However, I’ve realized that even while ignoring plenty of files, my folders still took ages to scan and sync. I couldn’t figure out why, until perf top shed light onto the issue:
With 15k ignore patterns, Syncthing spends all its time figuring out whether or not to ignore a file… It seems that other users have observed this, too.
Are there any ideas for speeding this up? In the meantime, I guess I’ll hand-optimize my stignore files…
This has been sort of solved ages ago, as we compile the patterns only once, and match files only once every few hours. After matching we keep a cache, so that we wouldn’t need to match again.
we compile the patterns only once, and match files only once.
This is good. The initial matching takes time, though. Apparently, it takes about a second to match a file against 15’000 regular expressions on my machine. Which limits the scan speed to 80’000 files per day…

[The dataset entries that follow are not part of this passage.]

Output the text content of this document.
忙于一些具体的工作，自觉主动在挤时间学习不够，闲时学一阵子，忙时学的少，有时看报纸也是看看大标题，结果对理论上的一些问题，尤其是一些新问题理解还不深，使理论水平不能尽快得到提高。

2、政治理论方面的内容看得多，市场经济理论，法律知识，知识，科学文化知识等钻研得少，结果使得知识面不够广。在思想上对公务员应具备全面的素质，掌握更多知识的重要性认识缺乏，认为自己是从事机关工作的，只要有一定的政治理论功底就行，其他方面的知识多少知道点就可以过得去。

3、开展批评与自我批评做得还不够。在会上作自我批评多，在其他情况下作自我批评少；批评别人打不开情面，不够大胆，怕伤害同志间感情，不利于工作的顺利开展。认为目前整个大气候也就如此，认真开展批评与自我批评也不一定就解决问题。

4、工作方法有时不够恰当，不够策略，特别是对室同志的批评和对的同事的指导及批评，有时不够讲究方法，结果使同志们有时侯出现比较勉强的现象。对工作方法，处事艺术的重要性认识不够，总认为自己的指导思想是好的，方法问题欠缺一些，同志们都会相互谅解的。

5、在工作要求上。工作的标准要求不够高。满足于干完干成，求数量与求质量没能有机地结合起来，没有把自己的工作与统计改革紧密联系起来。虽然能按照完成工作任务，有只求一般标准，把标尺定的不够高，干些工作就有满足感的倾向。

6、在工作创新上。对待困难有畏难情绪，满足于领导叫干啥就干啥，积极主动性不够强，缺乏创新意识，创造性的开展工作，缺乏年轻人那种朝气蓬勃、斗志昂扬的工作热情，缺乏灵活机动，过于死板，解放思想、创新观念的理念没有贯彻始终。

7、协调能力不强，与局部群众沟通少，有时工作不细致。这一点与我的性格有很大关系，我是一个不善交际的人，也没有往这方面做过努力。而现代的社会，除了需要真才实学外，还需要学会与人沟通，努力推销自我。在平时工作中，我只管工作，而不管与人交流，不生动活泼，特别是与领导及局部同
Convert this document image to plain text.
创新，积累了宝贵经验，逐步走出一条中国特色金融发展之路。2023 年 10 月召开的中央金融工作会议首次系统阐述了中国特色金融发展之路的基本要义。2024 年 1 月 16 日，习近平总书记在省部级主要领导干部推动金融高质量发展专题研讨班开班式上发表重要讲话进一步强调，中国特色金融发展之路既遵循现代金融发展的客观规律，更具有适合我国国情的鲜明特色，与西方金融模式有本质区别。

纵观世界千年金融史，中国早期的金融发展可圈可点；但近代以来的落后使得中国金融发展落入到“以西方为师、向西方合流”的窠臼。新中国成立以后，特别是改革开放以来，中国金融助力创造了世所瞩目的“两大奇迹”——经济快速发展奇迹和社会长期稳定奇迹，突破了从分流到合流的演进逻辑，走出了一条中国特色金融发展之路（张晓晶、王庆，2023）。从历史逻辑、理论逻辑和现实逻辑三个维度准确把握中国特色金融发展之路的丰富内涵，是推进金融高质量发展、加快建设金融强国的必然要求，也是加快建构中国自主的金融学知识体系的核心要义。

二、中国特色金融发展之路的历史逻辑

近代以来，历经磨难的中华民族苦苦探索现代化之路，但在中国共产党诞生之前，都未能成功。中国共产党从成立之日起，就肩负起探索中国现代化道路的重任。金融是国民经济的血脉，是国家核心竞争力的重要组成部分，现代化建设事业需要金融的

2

Which Syncthing version are you using?
v0.11.26, Linux (64 bit)
In the meantime, I’ve removed many of the items in the ignore file, and the initial scan completed within few hours.
As for how to solve this, I’d have a few suggestions:
Leave the code as is, and just emit a warning when the .stignore file contains more than a given number of entries.
Accept stignore files that are distributed over the entire folder tree (like .gitignore files are). This means that entries that belong to certain subdirectories need only be matched against files in these subdirectories.
Don’t change the stignore format, but build a smarter matcher. For example,
recognize expressions starting with a slash (need only be matched against files in the particular subdirectory)
recognize *.suffix, which I think is fairly common and could use a cheaper matching mechanism than regexes.
use some existing library for this. Some suggestions are on StackOverflow.
Edit: one not mentioned on that StackOverflow page, but otherwise seemingly popular, is Regexp::Assemble for Perl. Unfortunately, I don’t know whether there are Go libraries for this.
So the long term goal is to scrap ignores, and use selective sync, where you select a directory in the tree you want to sync, and leave ignores for full file or suffix matching, which should make it easier.